Ellis Larkins review (Wisdom's Child 4/76)

Listening to Ellis Larkins, the celebrated jazz pianist now performing at Tangerine, is like being on a luxury cruise bound for nowhere. You may not know where you’re going, but you certainly have fun getting there.

So does Larkins. This former protege of Count Basie and Duke Ellington–whose music apparently remains his major source of inspiration–is one of the classiest improvisers in the business. Like the great Art Tatum he can take a melody and baby it; he can worry it; he can carefully take it apart. He can hide the beat, or dance a pirouette about it. Yet, withal, Larkins never loses the melody, the beat, or the audience. He’s always firmly in charge, and he lets you know it, if only by the modest, reassuring smile he flashes now and then.

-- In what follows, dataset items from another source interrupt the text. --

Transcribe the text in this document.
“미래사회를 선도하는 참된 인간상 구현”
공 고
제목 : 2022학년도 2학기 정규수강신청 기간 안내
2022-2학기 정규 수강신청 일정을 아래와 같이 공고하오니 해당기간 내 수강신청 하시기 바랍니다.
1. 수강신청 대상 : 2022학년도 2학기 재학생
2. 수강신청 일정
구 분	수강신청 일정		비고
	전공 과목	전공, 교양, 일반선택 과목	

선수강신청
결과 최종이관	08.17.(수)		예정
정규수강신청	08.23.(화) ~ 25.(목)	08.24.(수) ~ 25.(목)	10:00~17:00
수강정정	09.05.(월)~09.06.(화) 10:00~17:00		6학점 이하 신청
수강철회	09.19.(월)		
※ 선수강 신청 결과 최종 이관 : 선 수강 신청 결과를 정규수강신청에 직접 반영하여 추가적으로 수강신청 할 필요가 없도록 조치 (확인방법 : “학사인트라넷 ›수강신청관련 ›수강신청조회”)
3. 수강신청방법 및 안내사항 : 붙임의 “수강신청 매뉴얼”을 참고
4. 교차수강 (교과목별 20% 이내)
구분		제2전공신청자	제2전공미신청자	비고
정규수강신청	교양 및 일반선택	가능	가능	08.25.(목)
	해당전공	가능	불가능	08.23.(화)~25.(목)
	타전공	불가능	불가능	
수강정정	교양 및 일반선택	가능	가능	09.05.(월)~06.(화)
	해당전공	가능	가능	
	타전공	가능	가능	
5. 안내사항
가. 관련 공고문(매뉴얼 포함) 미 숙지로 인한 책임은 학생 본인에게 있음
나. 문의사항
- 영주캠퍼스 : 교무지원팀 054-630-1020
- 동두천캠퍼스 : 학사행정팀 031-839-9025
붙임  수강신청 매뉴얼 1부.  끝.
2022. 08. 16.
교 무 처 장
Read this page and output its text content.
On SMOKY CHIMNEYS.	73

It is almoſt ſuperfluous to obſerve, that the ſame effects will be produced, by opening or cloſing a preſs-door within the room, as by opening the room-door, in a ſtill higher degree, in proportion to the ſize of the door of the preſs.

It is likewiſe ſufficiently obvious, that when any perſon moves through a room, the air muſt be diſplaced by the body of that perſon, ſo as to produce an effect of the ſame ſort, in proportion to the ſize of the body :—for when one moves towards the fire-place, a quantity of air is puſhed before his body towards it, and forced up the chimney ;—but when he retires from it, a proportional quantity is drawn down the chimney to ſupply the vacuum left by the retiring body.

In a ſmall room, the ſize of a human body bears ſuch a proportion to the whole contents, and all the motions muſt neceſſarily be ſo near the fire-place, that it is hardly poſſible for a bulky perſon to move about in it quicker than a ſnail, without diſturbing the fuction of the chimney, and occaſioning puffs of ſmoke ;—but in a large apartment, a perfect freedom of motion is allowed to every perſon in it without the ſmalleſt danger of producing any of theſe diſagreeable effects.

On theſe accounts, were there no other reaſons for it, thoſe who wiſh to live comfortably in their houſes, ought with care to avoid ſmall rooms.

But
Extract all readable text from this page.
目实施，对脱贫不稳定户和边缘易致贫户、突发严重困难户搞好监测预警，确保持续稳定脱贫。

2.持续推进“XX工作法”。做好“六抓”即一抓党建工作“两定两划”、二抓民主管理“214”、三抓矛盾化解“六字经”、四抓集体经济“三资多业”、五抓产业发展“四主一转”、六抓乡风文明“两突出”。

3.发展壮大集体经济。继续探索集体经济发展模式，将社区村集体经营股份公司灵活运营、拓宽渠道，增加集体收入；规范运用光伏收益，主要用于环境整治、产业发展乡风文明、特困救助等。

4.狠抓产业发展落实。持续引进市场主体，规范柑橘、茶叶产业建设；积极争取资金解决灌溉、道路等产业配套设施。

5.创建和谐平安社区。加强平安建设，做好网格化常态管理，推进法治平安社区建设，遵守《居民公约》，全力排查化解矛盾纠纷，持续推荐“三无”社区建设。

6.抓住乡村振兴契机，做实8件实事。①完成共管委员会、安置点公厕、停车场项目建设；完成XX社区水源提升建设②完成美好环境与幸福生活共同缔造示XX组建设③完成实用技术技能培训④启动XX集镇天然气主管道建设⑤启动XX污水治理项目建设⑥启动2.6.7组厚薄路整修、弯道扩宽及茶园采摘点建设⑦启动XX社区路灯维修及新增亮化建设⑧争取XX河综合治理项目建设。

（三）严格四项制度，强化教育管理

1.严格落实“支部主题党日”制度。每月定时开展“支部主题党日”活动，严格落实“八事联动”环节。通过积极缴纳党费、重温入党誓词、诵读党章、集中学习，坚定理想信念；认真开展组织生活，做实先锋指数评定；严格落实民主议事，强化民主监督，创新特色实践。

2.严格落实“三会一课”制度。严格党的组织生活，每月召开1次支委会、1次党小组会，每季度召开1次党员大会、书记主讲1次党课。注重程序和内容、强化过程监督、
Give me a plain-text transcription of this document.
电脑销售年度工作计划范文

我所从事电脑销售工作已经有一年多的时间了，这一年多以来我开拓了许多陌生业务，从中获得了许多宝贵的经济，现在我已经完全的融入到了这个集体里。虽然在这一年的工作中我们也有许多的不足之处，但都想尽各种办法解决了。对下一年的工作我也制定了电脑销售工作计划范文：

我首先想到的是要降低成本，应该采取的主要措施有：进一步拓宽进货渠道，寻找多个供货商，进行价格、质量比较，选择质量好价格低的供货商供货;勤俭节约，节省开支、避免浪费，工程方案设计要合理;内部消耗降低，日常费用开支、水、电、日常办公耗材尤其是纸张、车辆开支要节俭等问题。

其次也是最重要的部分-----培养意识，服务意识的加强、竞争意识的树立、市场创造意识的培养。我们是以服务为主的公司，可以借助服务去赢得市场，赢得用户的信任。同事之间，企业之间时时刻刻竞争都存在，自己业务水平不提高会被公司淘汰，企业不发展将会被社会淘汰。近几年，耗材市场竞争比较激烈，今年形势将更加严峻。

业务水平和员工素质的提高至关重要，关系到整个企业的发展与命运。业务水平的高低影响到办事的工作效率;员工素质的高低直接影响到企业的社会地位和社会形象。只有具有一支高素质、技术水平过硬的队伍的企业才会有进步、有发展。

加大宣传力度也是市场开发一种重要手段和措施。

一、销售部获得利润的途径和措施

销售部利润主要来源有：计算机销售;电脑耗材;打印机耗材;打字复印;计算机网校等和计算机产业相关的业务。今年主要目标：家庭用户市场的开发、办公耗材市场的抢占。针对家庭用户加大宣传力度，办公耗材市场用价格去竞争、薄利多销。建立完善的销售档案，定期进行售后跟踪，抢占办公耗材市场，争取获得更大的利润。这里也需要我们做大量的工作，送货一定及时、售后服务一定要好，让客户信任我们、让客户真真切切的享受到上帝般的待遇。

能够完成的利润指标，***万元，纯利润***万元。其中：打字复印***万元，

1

His music leaves you feeling, well, cautiously optimistic.

Larkins–along with his able bassist, Wilbur Little–plays every hour on the hour, ten ’til three, Tuesday through Saturday. In between sets (which, unfortunately, are rather short) you can either repair to the bar, or to the jukebox. I usually do both. However, if you must throw your money away do it on the jukebox, which, for the benefit of nostalgia buffs, only contains selections from the thirties and forties. Where else, after all, can you hear Judy Garland sing “Dear Mr. Gable: You Made Me Love You” and Marlene Dietrich croon “Lili Marlene” for a mere quarter?